В доме отца я вздохнула так легко, что точно другое небо раскинулось надо мною. Я почувствовала себя не только свободной и любимой, но представительным лицом, хозяйкой дома. Отец смотрел мне в глаза, больше сорока человек прислуги стремились предупреждать мои желания, правда, крайне ограниченные; все надеялись встретить во мне ласку, а в случае провинности — защиту от наказания. Помещики того времени провинившихся крепостных людей, мужчин и женщин, били или наказывали розгами на конюшне. Добрый отец мой изредка также прибегал к этим возмутительным средствам. Прислуга смотрела на розги и пощечины как на меру, необходимую для их исправления и удержания в границах должного порядка. «Они наши отцы, мы их дети, — говорили высеченные, почесываясь, — кому же и поучить нас, как не их милости». И нередко высеченный утром, вечером за воротами, перед собравшимися дворовыми, под балалайку весело отхватывал присядку.
На меня эти исправительные меры производили поражающее действие. Бабушка каждый день кого-нибудь бранила, иногда била по щекам своим башмаком повара, драла за волосы девчонок, но о розгах и помина не было. В доме отца я нашла другое, там, вскоре по моем приезде, однажды в открытое окно до меня долетели слабые стоны, со мной сделался такой нервный припадок, что весь дом встревожился. Отец перепугался до смерти, и розги были заброшены.
— Ну их к черту! — говорил отец. — Да и мерзавца, чрез которого вся эта кутерьма.
После того долго не было и помина о розгах, как вдруг раз после обеда вбежала ко мне в комнату одна из наших дворовых женщин, бледная, трепещущая, с расстроенным видом, и упала мне в ноги, говоря торопливо: «Матушка барышня, спасите — сына повели на конюшню!» Я вздрогнула и вне себя бросилась из комнаты во двор. Отец весело шел по двору, а за ним человек десять прислуги и провинившийся. Он, видимо, бодрился, но в лице заметна была тревога. Я бежала по двору за отцом, догнала его, рыдая бросилась ему в ноги, обняла их и не пустила его идти дальше.

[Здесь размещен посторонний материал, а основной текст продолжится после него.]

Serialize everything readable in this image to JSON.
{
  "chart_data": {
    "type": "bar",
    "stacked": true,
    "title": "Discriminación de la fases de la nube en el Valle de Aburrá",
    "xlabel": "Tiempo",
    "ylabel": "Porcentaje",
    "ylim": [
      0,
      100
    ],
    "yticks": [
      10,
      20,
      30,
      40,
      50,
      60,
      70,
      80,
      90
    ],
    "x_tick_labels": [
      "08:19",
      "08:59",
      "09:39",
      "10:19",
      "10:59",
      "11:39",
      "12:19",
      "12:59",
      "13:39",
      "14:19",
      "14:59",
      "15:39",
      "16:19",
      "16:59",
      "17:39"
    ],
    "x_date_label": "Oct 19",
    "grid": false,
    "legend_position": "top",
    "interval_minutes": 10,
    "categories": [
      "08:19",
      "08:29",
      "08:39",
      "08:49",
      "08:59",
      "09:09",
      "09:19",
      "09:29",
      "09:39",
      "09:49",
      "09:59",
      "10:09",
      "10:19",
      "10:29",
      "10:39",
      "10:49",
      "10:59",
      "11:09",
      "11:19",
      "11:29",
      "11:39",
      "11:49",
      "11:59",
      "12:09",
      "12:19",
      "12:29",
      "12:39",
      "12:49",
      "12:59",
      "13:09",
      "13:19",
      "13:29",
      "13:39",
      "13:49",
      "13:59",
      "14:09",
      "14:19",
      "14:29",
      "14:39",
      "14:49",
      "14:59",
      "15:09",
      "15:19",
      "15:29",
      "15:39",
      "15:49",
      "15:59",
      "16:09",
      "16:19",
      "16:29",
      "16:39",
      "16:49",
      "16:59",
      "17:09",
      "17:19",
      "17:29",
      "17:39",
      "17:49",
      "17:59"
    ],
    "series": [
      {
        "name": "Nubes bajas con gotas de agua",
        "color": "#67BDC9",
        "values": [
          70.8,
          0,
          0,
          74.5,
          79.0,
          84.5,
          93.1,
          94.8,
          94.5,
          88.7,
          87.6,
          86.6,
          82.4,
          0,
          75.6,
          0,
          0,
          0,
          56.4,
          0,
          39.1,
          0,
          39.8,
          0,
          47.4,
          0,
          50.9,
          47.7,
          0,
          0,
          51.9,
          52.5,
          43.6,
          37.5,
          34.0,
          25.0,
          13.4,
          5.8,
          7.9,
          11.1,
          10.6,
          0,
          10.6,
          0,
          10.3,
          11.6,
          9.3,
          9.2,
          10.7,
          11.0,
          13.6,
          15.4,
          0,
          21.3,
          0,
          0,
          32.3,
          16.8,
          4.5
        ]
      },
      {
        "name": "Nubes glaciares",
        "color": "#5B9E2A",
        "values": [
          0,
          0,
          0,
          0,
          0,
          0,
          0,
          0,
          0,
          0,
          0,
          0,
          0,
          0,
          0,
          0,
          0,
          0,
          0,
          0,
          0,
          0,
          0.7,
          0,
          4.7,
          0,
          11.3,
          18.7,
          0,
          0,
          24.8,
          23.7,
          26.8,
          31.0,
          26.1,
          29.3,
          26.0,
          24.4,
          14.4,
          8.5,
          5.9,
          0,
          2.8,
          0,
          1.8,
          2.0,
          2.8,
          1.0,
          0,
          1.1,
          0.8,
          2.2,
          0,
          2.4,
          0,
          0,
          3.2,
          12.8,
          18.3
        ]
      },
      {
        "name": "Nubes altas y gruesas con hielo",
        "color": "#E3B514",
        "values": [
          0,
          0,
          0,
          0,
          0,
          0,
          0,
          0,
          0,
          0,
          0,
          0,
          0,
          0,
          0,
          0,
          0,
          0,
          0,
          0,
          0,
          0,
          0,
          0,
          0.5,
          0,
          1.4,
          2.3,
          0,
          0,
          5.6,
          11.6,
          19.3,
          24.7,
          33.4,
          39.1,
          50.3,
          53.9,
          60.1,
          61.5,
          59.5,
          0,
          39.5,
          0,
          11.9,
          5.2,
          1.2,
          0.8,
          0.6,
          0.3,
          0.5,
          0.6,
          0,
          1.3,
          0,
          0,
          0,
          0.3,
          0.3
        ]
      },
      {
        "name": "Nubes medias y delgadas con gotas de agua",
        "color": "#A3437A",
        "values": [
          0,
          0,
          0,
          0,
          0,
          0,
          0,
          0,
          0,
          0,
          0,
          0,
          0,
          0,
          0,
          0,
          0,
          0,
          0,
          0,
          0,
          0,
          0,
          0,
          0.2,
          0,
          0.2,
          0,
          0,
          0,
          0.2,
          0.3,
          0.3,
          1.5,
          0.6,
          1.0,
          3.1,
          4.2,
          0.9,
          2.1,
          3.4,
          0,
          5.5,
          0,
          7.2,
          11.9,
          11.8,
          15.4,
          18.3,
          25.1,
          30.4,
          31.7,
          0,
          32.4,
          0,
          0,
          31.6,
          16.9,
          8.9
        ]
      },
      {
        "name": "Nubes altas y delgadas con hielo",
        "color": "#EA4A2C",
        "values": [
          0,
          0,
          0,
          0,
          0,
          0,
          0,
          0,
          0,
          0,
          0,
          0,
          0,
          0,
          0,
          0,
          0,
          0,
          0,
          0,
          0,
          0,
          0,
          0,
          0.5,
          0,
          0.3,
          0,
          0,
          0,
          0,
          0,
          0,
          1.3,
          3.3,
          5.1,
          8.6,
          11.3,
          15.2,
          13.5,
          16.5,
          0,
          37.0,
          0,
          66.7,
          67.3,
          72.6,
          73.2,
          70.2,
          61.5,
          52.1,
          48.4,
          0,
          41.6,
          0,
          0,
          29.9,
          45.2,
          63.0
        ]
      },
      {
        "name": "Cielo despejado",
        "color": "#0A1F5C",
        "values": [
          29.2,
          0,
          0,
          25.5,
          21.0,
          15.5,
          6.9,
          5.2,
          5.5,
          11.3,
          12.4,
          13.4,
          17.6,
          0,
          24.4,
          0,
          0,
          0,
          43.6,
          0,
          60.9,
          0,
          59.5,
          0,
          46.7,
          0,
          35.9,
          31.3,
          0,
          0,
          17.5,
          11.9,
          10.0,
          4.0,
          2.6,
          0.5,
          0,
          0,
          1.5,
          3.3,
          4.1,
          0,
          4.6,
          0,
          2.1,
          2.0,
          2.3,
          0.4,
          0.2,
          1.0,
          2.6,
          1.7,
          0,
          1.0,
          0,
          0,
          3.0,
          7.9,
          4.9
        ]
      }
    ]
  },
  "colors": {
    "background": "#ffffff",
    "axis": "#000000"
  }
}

— Чего ты жалеешь этих подлецов, — говаривал мне отец добродушно, видя мои умоляющие взоры, когда он начинал на кого-нибудь сердиться, — как тебе не стыдно плакать о них! прислуга балуется, ты мне руки вяжешь. Ведь с этим народом добром ничего не поделаешь. И стоят ли они твоих слез!
— Если они такие дурные, зачем вы их держите? — возражала я. — Отпустите на волю.
— Лучше не суйся рассуждать о таких предметах, о которых не имеешь понятия, — замечал отец.
В этот период жизни моей в доме отца розги были отменены; только от времени до времени мне случалось видеть то слугу с распухшей щекой и раскрасневшимся лицом, то горничную расплаканную, с растрепанными волосами. Этого рода события строго приказано было содержать от меня в тайне. Отец меня любил и огорчать боялся. Большей же частью отца моего не бывало дома. Он ездил то по соседям, то в Тверь, в Москву, а я оставалась дома с бабушкой по моей матери. Она жила в Корчеве и по переезде моем к отцу с своей квартиры перебралась к нам. Старушка была добродушна и суетлива, но ни в чем не стесняла меня, молча вязала чулок, покачивая в раздумье головой, и только беспокоилась, чтобы я не испортила себе глаза, видя, как много я читаю и пишу.